Resultó revelador descubrir que los cambios iniciados por un reducido grupo replicaron su efecto en el resto de la organización. Se entrenó solo al grupo gerencial pero los otros 76 empleados empezaron a reflejar patrones similares incidiendo en una reducción de cantidad de emails mayor al 64%. 
El resultado final se tradujo en un ahorro de 10,400 horas hombre y un aumento del 7% en productividad.
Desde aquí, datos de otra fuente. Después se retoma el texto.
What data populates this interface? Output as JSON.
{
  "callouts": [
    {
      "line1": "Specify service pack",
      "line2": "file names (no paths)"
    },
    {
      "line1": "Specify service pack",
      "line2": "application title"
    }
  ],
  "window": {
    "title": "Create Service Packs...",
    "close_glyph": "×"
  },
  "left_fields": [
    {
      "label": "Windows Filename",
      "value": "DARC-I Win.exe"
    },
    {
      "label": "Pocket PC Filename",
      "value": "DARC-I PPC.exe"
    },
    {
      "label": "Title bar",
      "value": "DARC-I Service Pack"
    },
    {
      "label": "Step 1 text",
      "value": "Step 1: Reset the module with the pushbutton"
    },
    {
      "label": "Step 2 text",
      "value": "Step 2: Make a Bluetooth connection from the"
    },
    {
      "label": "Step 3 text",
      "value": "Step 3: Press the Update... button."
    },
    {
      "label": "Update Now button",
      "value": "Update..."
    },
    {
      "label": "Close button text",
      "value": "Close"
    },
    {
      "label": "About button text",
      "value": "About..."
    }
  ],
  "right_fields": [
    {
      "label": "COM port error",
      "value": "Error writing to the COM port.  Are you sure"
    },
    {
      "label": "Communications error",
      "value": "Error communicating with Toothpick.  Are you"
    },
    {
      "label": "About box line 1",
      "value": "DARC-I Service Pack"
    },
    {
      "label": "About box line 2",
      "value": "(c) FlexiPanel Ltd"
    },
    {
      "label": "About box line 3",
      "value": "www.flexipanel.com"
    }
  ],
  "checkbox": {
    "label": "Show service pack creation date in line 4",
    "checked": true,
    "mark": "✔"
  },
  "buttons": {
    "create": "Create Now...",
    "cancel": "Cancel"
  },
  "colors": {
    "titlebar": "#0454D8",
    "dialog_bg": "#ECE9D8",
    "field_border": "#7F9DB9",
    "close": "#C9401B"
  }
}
Como conclusión, la gestión del correo electrónico debe ser optimizada.
Es importante que se imparta el entrenamiento correspondiente para lograr que esta actividad esté alineada con la cultura de empresa. 
En el ejemplo anterior, se decidió aplicar el mismo Lean Management que se usa en procesos de negocio a la gestión del email. 
Los principales valores y hábitos que se trabajaron en torno al tema fueron: 
  • Tomar acciones especialmente sopesadas en lugar de reactivas.
  • Redactar solo mensajes que sean realmente necesarios. Y que estos sean claros y concisos, evitando así potenciales confusiones y la generación de más mensajes innecesarios.
  • Copiar al mínimo número de destinatarios posibles.
  • Reenviar mensajes que sean estrictamente necesarios.
  • Elegir otros canales de comunicación que pudieran resultar más efectivos: en lugar de enviar un email, usar la mensajería por chat, una llamada telefónica corta o hacer una consulta en persona, uno a uno.
A veces el tema pide que se tome en cuenta el tono de voz para evitar malos entendidos o el ver las expresiones del otro para una comunicación más rica  y clara.
Jared Gorainick, consultor de Google y autor de “Productivity, Happiness, and Avoiding Sudden Death”, nos recuerda otras recomendaciones puntuales que también están en nuestro control:
  • Limitar frecuencia de visitas al inbox: evita el multitasking, disciplínate para lograr visitar solo 3 veces al día el inbox. Ayuda muchísimo el desactivar alertas auditivas de tu computadora y smartphone.
  • Limitar el tipo de correspondencia: solo recibir emails de trabajo y los emails personales en otra cuenta de correo electrónico. 
  • Eliminar lo prescindible: desactiva, si fuera necesario, o redirecciona a una cuenta personal las suscripciones a newsletters, blogs y artículos que ocupan espacio en tu inbox de la oficina.
Constantemente, debemos estar atentos a que la productividad que  la tecnología nos facilita, no se vea afectada por la sobrecarga de información y tiempo de comunicación que la misma puede acarrear.
¿Cuál es la cultura de correo electrónico en tu compañía, usan el correo para TODO o solo para lo indispensable?